Meridian’s sense of community and its global communication system, wherein anyone on a server can communicate directly with anyone else, are still ahead of today’s RPGs. In fact, Origin initially ridiculed the communication system, calling it unrealistic, but later implemented the exact same system when they found that it helped create community. Verant’s Everquest borrows heavily from Meridian, although it improves upon it in nearly every technical area, especially in graphics. Meridian’s user interface, while simple, turns up in game after game.
In-game email and newsgroups, a guild voting system, rentable guild halls, and a player combat arena made their graphical debut in Meridian. We took full advantage of the platform to experiment with other devices to get players to interact. You can even buy a chess board from an NPC and play chess with another player!
On the technical side, Meridian was the largest graphical online game of its time. It was one of the early games written by programmers with a formal computer science background, a practice that is much more common today than in 1994. We believe that this kind of discipline helped make the game more stable, and allowed it to grow even after its original creators had left.
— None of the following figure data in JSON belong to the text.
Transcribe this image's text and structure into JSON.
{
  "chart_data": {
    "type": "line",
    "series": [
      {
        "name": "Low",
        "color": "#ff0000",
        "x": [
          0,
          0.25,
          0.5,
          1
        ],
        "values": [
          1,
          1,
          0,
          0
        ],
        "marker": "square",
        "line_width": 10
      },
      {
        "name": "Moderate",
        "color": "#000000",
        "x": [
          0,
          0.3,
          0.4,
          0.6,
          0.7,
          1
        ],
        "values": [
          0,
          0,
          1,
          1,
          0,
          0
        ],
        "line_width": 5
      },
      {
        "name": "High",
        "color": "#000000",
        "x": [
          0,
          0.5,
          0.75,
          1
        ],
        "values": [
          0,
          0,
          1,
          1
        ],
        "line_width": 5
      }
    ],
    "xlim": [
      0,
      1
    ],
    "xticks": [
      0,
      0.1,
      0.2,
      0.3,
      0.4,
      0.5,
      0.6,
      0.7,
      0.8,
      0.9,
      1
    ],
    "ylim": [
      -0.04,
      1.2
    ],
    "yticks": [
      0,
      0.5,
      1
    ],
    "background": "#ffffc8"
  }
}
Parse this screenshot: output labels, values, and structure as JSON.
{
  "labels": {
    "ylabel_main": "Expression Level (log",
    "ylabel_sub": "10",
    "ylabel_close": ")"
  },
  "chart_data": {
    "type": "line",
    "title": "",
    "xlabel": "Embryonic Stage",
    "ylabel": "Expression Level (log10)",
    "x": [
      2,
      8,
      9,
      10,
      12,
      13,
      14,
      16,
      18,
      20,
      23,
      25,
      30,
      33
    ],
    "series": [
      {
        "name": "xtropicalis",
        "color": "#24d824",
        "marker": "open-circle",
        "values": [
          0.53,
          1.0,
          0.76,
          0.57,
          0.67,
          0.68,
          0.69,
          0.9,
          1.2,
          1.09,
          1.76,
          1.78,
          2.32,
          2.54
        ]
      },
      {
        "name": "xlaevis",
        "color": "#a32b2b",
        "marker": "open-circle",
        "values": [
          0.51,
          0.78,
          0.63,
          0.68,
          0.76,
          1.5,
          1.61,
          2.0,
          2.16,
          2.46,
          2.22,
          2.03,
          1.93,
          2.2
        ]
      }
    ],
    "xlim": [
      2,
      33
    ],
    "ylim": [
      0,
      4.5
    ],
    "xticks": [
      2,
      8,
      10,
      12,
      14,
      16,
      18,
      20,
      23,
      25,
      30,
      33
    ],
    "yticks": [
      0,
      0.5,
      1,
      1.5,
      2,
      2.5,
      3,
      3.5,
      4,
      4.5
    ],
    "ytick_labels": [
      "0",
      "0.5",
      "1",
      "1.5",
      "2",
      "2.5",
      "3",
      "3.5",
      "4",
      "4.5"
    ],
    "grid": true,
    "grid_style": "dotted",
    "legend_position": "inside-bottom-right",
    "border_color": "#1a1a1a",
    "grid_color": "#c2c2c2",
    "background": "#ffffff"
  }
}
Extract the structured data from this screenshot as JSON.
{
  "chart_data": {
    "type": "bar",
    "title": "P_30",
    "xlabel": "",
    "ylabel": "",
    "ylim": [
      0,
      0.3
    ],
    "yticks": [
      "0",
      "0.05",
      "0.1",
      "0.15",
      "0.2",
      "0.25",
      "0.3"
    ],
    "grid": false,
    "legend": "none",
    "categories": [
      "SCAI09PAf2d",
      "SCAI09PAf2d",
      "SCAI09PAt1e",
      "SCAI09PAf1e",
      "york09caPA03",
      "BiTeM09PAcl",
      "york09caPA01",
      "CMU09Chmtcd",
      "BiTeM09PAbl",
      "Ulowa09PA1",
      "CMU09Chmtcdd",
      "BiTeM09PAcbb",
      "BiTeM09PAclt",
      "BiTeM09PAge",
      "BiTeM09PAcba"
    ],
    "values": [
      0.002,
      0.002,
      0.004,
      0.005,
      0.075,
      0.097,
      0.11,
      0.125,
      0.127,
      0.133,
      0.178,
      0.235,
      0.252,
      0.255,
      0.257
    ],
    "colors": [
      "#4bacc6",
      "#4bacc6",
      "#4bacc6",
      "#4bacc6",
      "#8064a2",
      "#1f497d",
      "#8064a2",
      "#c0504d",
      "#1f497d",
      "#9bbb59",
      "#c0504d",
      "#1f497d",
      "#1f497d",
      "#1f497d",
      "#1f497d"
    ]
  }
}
In over 3 years of continual operation, the original server code has not crashed once, a record still unmatched today.
Of course, Meridian also had its fair share of well-publicized problems. Players were quick to exploit any bug or security hole. Several wrote macro-type programs to automate combat and obtain an unfair advantage. The customer service department was understaffed from the outset; between billing problems and in-game disputes, customer satisfaction was often very low. All of the hate mail, flame wars and death threats that plague today’s online RPGs hurt Meridian too.
For the authors, one of the most rewarding parts of Meridian is talking directly with players, and knowing firsthand that they are enjoying the game. While parts of the development process were frustrating in the extreme, the end result was fun for a lot of people, and created a lot of friendships. For us, it was a unique entry into the game industry, perhaps one of the last times when a few individuals can beat out the major companies.